Paul Outerbridge: A Singular Aesthetic
Books such as Paul Outerbridge: A Singular Aesthetic can be counted among the greater benefits of the photography publishing boom. This beautifully produced catalogue raisonné, which grew out of an Outerbridge exhibition mounted by the Laguna Beach Museum of Art in California, includes reproductions of all known images made by Outerbridge between 1921 and 1941 (his most productive years), and is both a fascinating monograph and a valuable reference.
Most people know Outerbridge through an occasional reproduction or mention; some may know a dozen or so of his images through recent articles in American Photographer (March, 1980) or Horizon (June, 1980); a smaller number are familiar with a more sizeable body of work thanks to Paul Outerbridge, Jr.: Photographs published in New York by Rizzoli, also in 1980. Up until the appearance of Paul Outerbridge: A Singular Aesthetic, however, almost no one had any wider experience of this interesting photographer’s total work than these limited sources could provide.
So one’s initial reaction to this book involves appreciation for its quality and thoroughness, the relative intelligence of its introductory essay, its inclusion of so much material (especially worthy of note is the fact that Outerbridge’s own description of his working methods in the Carbro process is reprinted from his 1940 book, Photographing in Color), and its attention to detail throughout. Beyond this, one also appreciates this book as a fascinating yet indirect record of the way Outerbridge grappled with visual and cultural issues in a world that was both post-Cubist and yet still post-Victorian.

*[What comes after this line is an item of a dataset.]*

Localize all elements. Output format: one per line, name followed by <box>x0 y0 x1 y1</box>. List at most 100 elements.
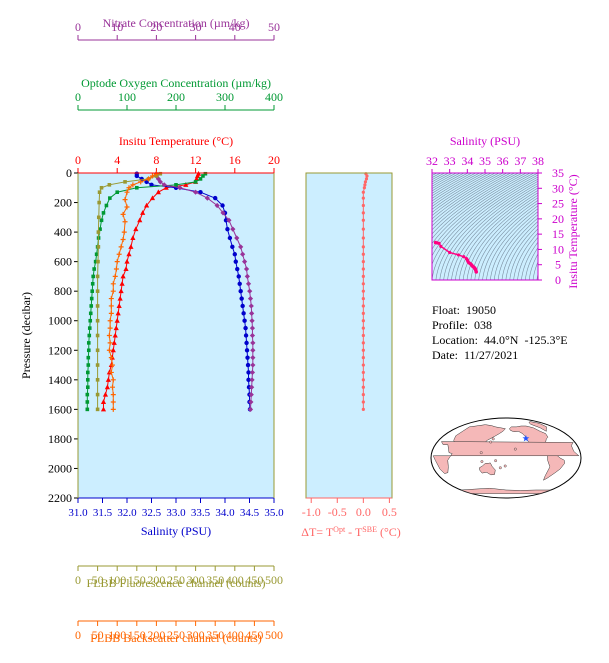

Outerbridge started photographing in 1921. He knew Stieglitz, Archipenko, Man Ray, Brancusi, Picasso, Picabia, Duchamp, Dali and Braque, and admired Kandinsky; but he also was a commercial photographer working in New York and Hollywood. His work shows a clear awareness and appreciation of Cubism, Dadaism, Surrealism and Constructivism, yet it also exhibits a conventional formalism and set of social attitudes that would do justice to Norman Rockwell (“The Potting Shed”, 1936, or “Eight O’Clock Coffee”, 1938). There is a dualism in his work that goes far beyond a distinction between “commercial” and “personal” concerns: he switches back and forth from bold abstraction to cloying romanticism or post-Victorian posturing in all his work, be it black and white or colour, photography or drawing, commissioned or self-directed. Going through the reproductions, we see nude studies done with a directness that must have startled a 1930s audience and still lifes that attempt to get as far away from conventional perspective as is possible with a camera; we also see cutesy stone rabbits, one whispering in the other’s ear (Plate 406), trite baby pictures in addition to incisive portraits (compare “Where’s Baby”, Plate 466, with “Study of a Man”, Plate 26), and dated, stale interiors (Plate 229) along with challenging formal studies (“Political Thinking”, Plate 93). We can only conclude that Outerbridge’s cultural references were mixed at best, and look at the extremes in his style as a product of old attitudes and new movements uneasily co-existing with each other in American cultural life between the two world wars.
Some would argue that Outerbridge was not in any sense an original artist but a wild eclectic who borrowed equally from the mainstream of middle class culture and the European-inspired avant-garde, a photographer of great technical ability but almost no capacity to differentiate styles or create works that could really be called personal or new. A fairer view, I think, is one that comes from careful study of Paul Outerbridge: A Singular Aesthetic. With access to over five hundred reproductions, we can see that Outerbridge was not simply a hopeless imitator, but an artist who considered and dealt with all aspects of the value system of his time with varying degrees of success and originality. One might wish to retitle the book “A Plural Aesthetic”, and one might quibble with certain references and judgments in the critical text (I have a little trouble with ” … Stieglitz was the major American proponent of pictorial photography” followed two paragraphs later by “… the work Stieglitz promoted was the product of an increasingly radical examination of the theoretic and formal suppositions supporting the Academic tradition” and other near non sequiturs scattered throughout), but such criticisms are minor. This book stimulates and interests, and does a real service to a rather neglected figure.